A second miracle confirmed on June 14 by doctors appointed by the Vatican's Congregation for the Causes of Saints could advance the sainthood of Blessed Laura de Jesus Montoya Upegui.
According to the newspaper El Tiempo, Vatican officials are expected to issue a decision on the miracle on Dec. 10. A decree by Pope Benedict would pave the way for Blessed Laura's canonization as Colombia's first native-born saint.
The miracle that occurred through the 20th century blessed's intercession was the healing of Dr. Carlos Eduardo Restrepo, who was suffering from lupus, kidney damage and muscular degeneration. After praying the Blessed Laura one night, the doctor woke up the following morning completely cured.
“Mother Laura,” he prayed that night, “If you heal me of this, I will tell the world about your miracle so that you will be raised to the altars.”
“My mind has gone blank. I don’t know if I had an out-of-body experience or if I imagined it, or if it was my subconscious, but when I entrusted myself to Blessed Laura I felt a wonderful sense of peace,” he said.
“If this isn’t a miracle, I don’t know what is,” Doctor Restrepo told the Colombian newspaper.
Sister Aida Orobio, superior of the Congregation of the Missionary Sisters of Mary Immaculate and St. Catherine of Siena – which was founded by Blessed Laura – said, “Not even her in her homeland do people realize how brave and marvelous this woman was.”

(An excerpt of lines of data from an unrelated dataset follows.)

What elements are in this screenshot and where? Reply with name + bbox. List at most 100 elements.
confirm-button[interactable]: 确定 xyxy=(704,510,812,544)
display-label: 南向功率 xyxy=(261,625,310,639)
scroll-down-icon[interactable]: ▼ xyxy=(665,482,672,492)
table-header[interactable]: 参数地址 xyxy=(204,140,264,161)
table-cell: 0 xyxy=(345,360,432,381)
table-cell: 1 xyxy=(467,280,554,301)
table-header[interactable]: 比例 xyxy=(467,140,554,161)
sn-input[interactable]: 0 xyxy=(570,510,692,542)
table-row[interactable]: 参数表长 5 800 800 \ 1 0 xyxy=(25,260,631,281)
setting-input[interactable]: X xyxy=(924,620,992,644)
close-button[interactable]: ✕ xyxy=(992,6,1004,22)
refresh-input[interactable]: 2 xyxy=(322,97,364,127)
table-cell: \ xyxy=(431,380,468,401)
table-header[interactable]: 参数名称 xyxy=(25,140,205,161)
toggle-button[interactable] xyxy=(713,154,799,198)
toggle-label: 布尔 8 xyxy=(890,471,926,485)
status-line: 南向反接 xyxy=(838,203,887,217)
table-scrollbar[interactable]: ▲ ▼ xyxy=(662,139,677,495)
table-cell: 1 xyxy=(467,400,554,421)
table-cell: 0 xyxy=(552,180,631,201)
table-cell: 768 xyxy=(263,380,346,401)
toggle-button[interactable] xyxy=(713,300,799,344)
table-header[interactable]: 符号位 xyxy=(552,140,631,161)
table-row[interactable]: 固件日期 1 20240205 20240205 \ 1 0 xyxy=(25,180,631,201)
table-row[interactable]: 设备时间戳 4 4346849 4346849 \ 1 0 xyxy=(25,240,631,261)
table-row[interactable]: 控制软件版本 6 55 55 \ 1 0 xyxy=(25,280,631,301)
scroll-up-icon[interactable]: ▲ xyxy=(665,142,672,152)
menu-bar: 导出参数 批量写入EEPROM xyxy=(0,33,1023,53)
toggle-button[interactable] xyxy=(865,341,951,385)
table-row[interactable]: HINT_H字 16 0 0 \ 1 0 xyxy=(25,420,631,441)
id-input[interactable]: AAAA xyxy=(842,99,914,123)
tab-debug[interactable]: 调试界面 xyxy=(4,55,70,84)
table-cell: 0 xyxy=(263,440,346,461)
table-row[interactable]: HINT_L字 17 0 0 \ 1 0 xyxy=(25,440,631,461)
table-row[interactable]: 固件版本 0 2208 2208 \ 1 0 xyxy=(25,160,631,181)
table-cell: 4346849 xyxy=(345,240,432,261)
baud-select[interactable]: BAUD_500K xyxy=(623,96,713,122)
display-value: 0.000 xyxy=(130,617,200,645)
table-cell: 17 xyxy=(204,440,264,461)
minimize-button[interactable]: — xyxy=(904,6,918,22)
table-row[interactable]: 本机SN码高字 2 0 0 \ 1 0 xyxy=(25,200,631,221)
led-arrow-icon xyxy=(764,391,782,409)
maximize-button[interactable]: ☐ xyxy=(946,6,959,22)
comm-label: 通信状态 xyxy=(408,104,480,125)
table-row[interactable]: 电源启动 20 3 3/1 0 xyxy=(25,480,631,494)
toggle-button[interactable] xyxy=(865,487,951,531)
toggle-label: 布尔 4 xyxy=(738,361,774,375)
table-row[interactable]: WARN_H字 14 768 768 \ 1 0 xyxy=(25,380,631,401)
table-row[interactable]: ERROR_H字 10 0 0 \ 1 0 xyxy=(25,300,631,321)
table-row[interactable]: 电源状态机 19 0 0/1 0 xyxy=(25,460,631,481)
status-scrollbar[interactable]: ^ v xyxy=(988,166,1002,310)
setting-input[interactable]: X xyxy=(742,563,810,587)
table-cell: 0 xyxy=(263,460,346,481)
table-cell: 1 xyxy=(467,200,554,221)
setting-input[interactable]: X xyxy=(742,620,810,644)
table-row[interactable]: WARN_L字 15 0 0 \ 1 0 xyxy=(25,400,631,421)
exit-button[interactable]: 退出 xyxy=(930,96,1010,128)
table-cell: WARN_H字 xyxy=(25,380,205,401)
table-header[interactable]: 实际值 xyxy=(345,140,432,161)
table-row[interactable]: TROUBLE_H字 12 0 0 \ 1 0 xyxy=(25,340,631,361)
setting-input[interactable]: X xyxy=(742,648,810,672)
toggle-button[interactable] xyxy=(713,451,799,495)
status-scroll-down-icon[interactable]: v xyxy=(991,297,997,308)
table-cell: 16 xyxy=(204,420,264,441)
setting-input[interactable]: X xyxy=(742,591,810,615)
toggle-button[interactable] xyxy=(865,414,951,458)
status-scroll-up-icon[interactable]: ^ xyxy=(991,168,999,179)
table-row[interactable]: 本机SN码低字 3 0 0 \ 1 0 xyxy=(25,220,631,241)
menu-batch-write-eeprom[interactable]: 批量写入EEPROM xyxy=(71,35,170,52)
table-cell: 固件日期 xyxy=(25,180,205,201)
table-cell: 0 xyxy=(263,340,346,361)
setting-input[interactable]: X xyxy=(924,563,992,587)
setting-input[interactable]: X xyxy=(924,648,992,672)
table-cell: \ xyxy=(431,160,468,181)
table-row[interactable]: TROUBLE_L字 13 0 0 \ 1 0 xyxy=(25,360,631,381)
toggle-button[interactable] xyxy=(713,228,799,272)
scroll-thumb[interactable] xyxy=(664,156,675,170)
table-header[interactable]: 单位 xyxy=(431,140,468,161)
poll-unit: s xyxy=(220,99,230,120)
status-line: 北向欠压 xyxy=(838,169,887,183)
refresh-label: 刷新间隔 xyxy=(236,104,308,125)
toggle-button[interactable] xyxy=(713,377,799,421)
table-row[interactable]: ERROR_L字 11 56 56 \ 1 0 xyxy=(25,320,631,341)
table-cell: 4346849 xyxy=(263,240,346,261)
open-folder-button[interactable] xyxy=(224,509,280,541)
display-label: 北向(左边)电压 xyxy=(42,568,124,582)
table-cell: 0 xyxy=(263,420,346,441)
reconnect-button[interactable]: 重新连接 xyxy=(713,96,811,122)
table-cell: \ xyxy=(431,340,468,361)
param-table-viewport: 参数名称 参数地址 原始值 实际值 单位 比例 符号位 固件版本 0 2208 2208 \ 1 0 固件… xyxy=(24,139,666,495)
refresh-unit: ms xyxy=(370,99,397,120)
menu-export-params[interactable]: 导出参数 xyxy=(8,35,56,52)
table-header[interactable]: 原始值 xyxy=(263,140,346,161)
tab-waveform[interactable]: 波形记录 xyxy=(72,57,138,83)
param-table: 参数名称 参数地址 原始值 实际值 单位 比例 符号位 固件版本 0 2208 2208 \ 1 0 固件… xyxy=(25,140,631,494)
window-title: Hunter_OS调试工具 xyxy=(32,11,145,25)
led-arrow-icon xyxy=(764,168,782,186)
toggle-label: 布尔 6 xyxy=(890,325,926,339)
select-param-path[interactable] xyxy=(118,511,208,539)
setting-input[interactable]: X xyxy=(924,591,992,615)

“In an era in which women were supposed to stay by men, Laura dared to follow God’s call, even though she was called crazy,” she added.
The sister noted how Blessed Laura's conversion began when she encountered a group of local Indians who were being mistreated and dehumanized.
“How is it possible that they lived so marginalized and estranged from God, if they were just as Colombian as anyone else and were the first inhabitants of these lands,” Sister Orobio reflected.
Eventually, Blessed Laura moved into the Colombian rain forest and began to live and work with the Indians, despite difficulties and attacks from landowners in the region.
She died on Oct. 21, 1949 in a home in Medellin that is today a museum and convent. Her congregation has spread to Africa, America and Europe.
Those who knew her recalled that during her last days, “She had a great sense of humor. She poked fun at everything in a pious way, especially of herself.”